Thank you for looking at my first pictures and responding.

Katerina B.




From: gilladian2/15/13 7:59 AM 
To: katerinabjwl  (5 of 8) 
 70268.5 in reply to 70268.4 

One "sanding device" people use is to take an electric toothbrush with interchangeable heads - the kind that go in a circular motion - and glue a grit of sandpaper cut into a disc to each head. Then use the rechargeable toothbrush to hold the paper as you sand. I've never used one, but many people swear by them.

If I ever want to do volume sanding for beads, I'll get a rock tumbler and use Desiree's river rock tumbling method. Mostly, I make flat pendants or small sets of beads, and do minimal sanding... or leave them natural!


From: AuntGriz2/16/13 8:39 PM 
To: katerinabjwl  (6 of 8) 
 70268.6 in reply to 70268.1 
Hi Katerina, nice to meet you.  Looks like you are off to a good start.  I look forward to seeing more of your work.  

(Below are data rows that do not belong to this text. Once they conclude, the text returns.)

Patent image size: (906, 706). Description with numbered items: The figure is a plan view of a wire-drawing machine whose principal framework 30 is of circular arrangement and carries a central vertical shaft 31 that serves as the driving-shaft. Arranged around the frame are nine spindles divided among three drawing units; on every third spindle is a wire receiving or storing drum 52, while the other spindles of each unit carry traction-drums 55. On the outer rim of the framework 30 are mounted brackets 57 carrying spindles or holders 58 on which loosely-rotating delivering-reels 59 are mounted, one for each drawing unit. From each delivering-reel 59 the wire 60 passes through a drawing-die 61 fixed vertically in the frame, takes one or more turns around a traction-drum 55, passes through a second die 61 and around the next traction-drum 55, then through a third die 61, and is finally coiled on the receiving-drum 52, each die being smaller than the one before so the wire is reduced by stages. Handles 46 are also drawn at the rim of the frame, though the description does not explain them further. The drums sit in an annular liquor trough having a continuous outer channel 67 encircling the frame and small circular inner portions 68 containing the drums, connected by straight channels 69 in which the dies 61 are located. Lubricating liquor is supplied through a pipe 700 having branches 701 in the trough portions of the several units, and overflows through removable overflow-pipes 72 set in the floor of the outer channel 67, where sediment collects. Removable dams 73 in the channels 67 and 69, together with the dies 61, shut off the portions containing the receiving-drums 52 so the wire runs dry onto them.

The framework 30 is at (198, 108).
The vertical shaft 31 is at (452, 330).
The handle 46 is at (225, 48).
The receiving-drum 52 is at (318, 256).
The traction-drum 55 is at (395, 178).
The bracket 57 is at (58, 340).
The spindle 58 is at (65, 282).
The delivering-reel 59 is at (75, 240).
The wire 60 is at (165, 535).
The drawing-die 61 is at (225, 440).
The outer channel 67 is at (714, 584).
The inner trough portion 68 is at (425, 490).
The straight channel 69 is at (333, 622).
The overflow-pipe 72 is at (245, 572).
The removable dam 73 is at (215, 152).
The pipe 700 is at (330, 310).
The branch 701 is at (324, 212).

The folks here are great so if you ever need help just holler... 


From: 7Jackie DelphiPlus Member Icon2/17/13 4:31 PM 
To: katerinabjwl  (7 of 8) 
 70268.7 in reply to 70268.1 

Hi Katerina,

Welcome to PCC! I'm sure you'll do great with polymer clay, you have a great way with jewelry already. Nice work! Best of luck!



From: katerinabjwl2/21/13 12:22 AM 
To: 7Jackie DelphiPlus Member Icon  (8 of 8) 
 70268.8 in reply to 70268.7 

Thank you for all your wonderful replies.  I will look into the toothbrush idea if my partner runs out of time for making his sanding thing.  I also have a tumbler with the river rocks, but I'm afraid to ruin a good set of beads.  Maybe after I pull out a set I'm not happy with or too many at one time I'll give it a shot.  I also buffed without sanding a few, and they came out nice.  So maybe sanding all of them is not required if they're already smooth.